I have been an outlier for as long as I can remember on issues of family and work. To me, the strict separation of work life and family life seems not only artificial, but damaging as well. While my thoughts on this are not yet solidified into a coherent stand point, I believe they are worth sharing as work in progress.
The current gender division of labor overwhelmingly attributes women with caregiving roles, regardless of whether they work outside the house or not. Such caregiving jobs are mostly invisible: they allow for the life of others in the family to continue mostly unchanged, regardless of unexpected events such as a child’s illness or a snow day. These kinds of jobs become visible only when there’s a snag in the ‘system’ that prevents it from functioning, like when a mother is sick and the fridge is suddenly empty. (At this point, I imagine many women nodding their head, and many men closing the page). It is my belief that separating work life from family life contributes significantly to the stealthy nature of this phenomenon, and to the various gender gaps within workplaces.

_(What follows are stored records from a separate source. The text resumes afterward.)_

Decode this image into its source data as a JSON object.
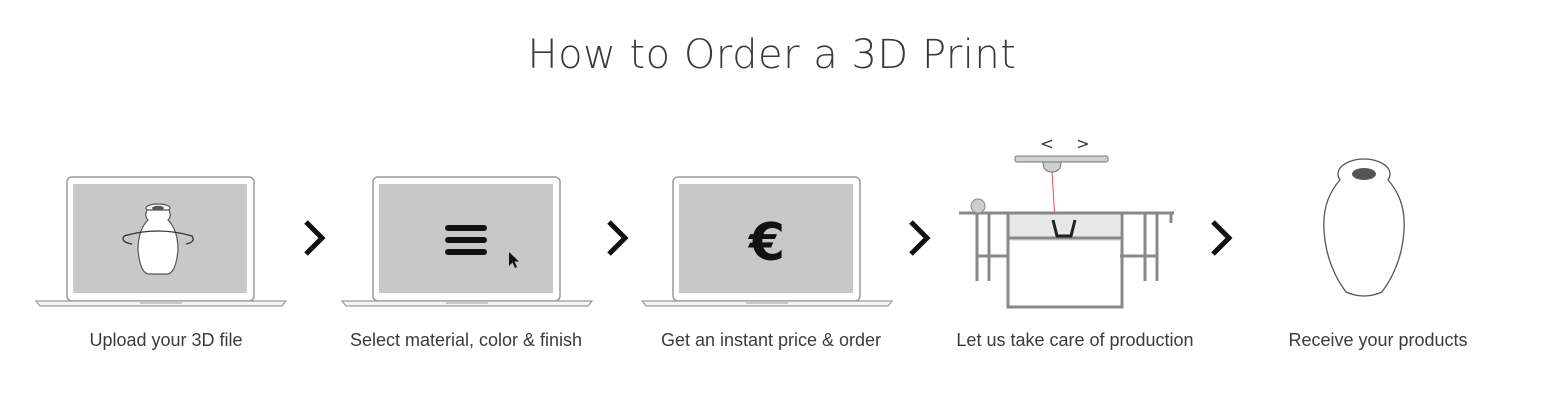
{
  "title": "How to Order a 3D Print",
  "steps": [
    {
      "label": "Upload your 3D file",
      "icon": "vase-rotate-icon"
    },
    {
      "label": "Select material, color & finish",
      "icon": "menu-icon"
    },
    {
      "label": "Get an instant price & order",
      "icon": "euro-icon"
    },
    {
      "label": "Let us take care of production",
      "icon": "3d-printer-icon"
    },
    {
      "label": "Receive your products",
      "icon": "vase-icon"
    }
  ],
  "price_symbol": "€",
  "printer_controls": {
    "left": "<",
    "right": ">"
  },
  "colors": {
    "screen": "#c8c8c8",
    "outline": "#9a9a9a",
    "arrow": "#111111",
    "text": "#3b3b3b"
  }
}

I know some working women who have no problem telling their bosses that they have to get off a conference call because their child needs their immediate attention. I know many women who go through life changing events and do not disclose it to anyone in their work place fearing it will be used against them.
If you’re saying to yourself that this is the nature of business, that this is how it works, you are proving my point. Pretending not to have a family life does not make them go away. It does not make you a better worker, a better boss or a better parent. It makes you miserable.
Moreover, this non-spilling of personal into professional is one sided – at the same time the personal is being further and further segregated from the professional , the professional seems to spillover more and more into the personal, making our time ‘off work’ exceedingly infinitesimal. If you think this is a women’s issue only, you are wrong. The stealthy nature of women’s caregiving roles misleadingly points to that, but the stark reality is that eventually, women’s issues are family issues, and community issues, and society issues and political issues. Just think of what happens in your family when Mom is sick.
The personal is political. And when the personal is hidden from sight it is a reflection of the political forces that govern what is sightly and what is not. It is not necessarily a reflection of what is best or true. Currently, these governing forces have some common attributes, none of which include being a woman or a mother. One only needs to reflect on recent congress hearing about women’s issues to realize just how deeply the personal and political are intermingled.